Timon Gehr timon.gehr at gmx.ch
Mon Jun 18 08:17:37 PDT 2012


On 06/18/2012 04:33 PM, deadalnix wrote:
> Le 18/06/2012 15:03, Timon Gehr a écrit :
>> On 06/18/2012 02:45 PM, deadalnix wrote:
>>> Le 18/06/2012 07:59, Matthias Walter a écrit :
>>>> On 06/18/2012 07:36 AM, Mehrdad wrote:
>>>>> Is it just me, or did I subvert the type system here?
>>>>>
>>>>>
>>>>> import std.stdio;
>>>>>
>>>>> struct Const
>>>>> {
>>>>> this(void delegate() increment)
>>>>> { this.increment = increment; }
>>>>> int a;
>>>>> void delegate() increment;
>>>>> void oops() const { this.increment(); }
>>>>> }
>>>>>
>>>>> void main()
>>>>> {
>>>>> Const c;
>>>>> c = Const({ c.a++; });
>>>>> writeln(c.a);
>>>>> c.oops();
>>>>> writeln(c.a);
>>>>> }
>>>>>
>>>>
>>>> I don't think so.
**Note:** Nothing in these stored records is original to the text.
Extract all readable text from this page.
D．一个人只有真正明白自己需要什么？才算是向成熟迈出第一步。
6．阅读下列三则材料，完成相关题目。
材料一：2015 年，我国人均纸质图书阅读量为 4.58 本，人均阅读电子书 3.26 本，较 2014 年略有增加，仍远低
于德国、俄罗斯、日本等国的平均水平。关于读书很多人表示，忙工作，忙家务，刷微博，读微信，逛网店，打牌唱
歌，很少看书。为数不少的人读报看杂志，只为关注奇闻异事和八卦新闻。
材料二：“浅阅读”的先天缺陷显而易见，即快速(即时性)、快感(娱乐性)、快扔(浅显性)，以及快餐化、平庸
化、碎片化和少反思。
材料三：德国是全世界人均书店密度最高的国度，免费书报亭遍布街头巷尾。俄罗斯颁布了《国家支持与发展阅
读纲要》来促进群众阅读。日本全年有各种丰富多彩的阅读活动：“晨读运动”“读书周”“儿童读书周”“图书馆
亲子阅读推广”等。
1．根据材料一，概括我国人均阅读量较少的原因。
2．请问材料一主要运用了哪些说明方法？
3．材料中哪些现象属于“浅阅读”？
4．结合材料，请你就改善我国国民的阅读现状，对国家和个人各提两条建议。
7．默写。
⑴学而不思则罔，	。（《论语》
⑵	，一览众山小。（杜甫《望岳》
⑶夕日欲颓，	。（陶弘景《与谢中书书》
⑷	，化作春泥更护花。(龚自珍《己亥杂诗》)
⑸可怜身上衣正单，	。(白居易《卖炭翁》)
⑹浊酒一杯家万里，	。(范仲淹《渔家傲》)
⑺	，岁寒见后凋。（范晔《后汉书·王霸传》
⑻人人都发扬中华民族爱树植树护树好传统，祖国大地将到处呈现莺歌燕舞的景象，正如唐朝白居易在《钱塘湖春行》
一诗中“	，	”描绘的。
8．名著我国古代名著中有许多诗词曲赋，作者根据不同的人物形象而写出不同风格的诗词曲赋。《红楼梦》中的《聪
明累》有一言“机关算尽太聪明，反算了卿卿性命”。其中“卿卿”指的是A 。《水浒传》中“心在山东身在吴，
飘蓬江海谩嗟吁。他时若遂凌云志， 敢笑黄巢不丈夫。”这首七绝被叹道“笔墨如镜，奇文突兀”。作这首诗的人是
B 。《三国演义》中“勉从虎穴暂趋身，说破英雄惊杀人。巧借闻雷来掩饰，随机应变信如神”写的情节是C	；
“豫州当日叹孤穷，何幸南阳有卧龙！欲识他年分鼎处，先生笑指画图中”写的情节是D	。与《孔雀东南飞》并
When calling oops you have two references to the
>>>> object c:
>>>>
>>>> - The this-pointer of the object itself which is not allowed to change
>>>> the object in the const-call.
>>>> - The reference from within main which is allowed to change it and can
>>>> be reached via the frame pointer of the delegate.
>>>>
>>>> I see this as perfectly valid code. Of course, opinions may differ
>>>> here.
>>>>
>>>> Matthias
>>>
>>> The hidden parameter of the delegate is stored in c. This hidden
>>> parameter must be qualified with const when c is made const, for
>>> transitivity. However, it isn't.
>>>
>>> In short :
>>> - c is made const
>>> - the frame pointer is stored in c
>>> - the frame pointer must be made const for transitivity.
>>>
>>> => The type system is broken. You'll find many examples of this behavior
>>> with delegates.
>>
>> The type system is not broken. You cannot modify an immutable object
>> using this behaviour. Delegates are type checked once and for all when
>> they are declared. Transitive const does not necessarily need to
>> apply to their context pointers. I think it is useful to reason about
>> delegates at a higher abstraction level than function pointer and
>> context pointer.
>>
>
> You cannot use this to modify immutable data, granted.
>
> But you can use that to break transitivity (ie, make immutable data
> refers mutable datas). It have many hidden traps. For instance, data
> that isn't shared or immutable can be shared anyway between thread throw
> delegates.
>
> Not being able to ensure transitivity with delegate break all benefit of
> transitivity.
>
> However, delegate is a special beast, because it cannot be safely «
> constified », but can be safely « unconstified ».


The issue is that immutable objects can contain impure delegates as 
fields. This should probably be banned.